Sus ojos no lo podían creer. Por más que escudriñaba, simplemente le parecía asombroso ver concentrada tanta agua frente a él. Tenía miedo. Estaba confundido. Para su edad le parecía imposible lo que sus ojos veían. Se encontraba cerca de la orilla y nunca se atrevió a dar un paso al frente. Fue entonces que sintió cuando su padre lo tomaba cariñosamente de la mano. Eso le dio la confianza necesaria para acercarse un poco. Sólo así permitió que la parte final de una ola acariciara sus pies. El agua estaba fría. Se acercaba y se retiraba cientos de veces. Así conoció el mar, el inmenso mar...
Después de perderle el miedo, sin dejar de mostrarle respeto, se lanzó entre las olas y se dejó llevar por una inmensa alegría. Su hermanito (mayor que él por un año) y su hermanita (la primogénita), detrás de él, hacían lo mismo. Corrían, gritaban, brincaban... la experiencia se convirtió en grandiosa y apenas llevaban unas cuántas horas en la playa. Un poco retirada, su madre los observaba con emoción. Ella no se podía acercar pues tenía ocho meses de embarazo. En su vientre Verónica también se emocionaba y pateaba al ver a sus hermanos divertirse. Se quería salir para jugar con ellos pero sabía que le faltaba tiempo para que los conociera. Mientras, Don Carlos hacía amistad (como es su costumbre) con todos los nativos que vivían en esa zona. A todos saludaba, a todos les regalaba una sonrisa y de todos siempre aprendía algo nuevo...

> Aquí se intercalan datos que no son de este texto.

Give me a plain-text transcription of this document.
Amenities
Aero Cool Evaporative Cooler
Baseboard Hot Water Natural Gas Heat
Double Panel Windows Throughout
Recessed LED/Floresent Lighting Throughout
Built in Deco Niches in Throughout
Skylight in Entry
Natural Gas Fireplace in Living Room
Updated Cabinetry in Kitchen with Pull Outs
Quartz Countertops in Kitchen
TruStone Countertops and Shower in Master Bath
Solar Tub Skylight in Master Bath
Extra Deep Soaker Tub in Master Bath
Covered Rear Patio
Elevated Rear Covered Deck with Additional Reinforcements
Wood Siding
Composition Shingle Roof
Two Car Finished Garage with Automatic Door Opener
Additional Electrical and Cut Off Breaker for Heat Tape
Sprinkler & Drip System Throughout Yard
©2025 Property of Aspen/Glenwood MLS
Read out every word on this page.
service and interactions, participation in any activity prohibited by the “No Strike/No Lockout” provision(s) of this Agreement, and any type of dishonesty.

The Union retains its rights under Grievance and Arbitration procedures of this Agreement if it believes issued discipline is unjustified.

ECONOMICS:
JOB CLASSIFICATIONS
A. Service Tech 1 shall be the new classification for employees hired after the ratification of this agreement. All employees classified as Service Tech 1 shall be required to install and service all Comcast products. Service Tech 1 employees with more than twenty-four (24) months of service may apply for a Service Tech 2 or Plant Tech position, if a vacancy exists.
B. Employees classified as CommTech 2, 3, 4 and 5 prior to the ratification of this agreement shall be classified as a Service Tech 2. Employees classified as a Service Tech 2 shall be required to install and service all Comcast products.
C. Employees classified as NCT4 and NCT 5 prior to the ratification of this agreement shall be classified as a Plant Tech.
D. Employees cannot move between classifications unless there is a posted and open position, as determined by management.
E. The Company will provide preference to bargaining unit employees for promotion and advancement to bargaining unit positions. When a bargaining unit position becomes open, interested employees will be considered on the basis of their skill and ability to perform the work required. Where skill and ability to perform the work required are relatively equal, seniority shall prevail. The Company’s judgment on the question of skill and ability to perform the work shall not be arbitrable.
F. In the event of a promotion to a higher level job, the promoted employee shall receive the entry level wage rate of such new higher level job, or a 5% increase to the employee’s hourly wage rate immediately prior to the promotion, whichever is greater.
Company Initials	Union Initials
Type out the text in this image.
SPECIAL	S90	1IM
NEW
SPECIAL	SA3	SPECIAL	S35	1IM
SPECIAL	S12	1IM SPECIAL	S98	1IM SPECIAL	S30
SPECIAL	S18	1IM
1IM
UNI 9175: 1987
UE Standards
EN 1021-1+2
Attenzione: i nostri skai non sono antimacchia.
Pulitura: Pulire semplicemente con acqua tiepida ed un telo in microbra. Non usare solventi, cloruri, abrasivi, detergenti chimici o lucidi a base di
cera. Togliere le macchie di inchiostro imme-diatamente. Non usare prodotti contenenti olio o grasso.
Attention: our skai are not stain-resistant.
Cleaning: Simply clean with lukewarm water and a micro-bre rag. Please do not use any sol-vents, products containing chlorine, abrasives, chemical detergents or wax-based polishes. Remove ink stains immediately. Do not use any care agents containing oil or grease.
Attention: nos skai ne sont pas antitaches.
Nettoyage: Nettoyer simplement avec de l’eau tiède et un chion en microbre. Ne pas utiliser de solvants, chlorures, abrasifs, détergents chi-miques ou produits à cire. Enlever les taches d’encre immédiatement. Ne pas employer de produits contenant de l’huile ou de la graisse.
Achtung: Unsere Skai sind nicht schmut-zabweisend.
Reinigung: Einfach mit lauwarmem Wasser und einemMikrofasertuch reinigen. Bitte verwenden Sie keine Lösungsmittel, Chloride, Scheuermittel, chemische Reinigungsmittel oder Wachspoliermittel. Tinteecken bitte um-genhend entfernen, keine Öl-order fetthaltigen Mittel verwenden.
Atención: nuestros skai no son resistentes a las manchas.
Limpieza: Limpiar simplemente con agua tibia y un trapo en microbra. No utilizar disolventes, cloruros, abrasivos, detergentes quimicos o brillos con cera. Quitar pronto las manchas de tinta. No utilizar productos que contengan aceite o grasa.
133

Los dos hermanitos y la hermana mayor por fin se agotaron de chapotear a la orilla de la playa. Comenzaron a dispersarse y a entretenerse cada uno con diferentes actividades. El protagonista de esta historia decidió alejarse un poco, sin perder de vista la ubicación permanente de sus padres, y comenzó a cavar en la arena. Pronto se dio cuenta de que estaba construyendo un castillo. Los cimientos (sin que él se percatara) los fue amasando sólidamente. Sabía que una ola podía llegar y desmoronar su trabajo, así que decidió formar zanjas alrededor para diluir el poder del agua. Y siguió con su castillo. Intempestivamente, y sin darse cuenta, alguien comenzó a ayudarlo. Una niña, mucho más pequeña que él, se fue acercando hasta que comenzó a moldear con detalles la entrada del castillo: el interior, los pisos, la altura, las cornisas, los balcones. Aunque el Sol golpeaba sus espaldas, ellos siguieron creando lo que sería después su obra maestra. Aunque el silencio imperaba en muchos lapsos de tiempo, las palabras que se decían uno al otro eran algo más allá de lo imaginable. Con sutileza, con complicidad, con emoción. Pero muchas más las decían con las miradas, con las pupilas...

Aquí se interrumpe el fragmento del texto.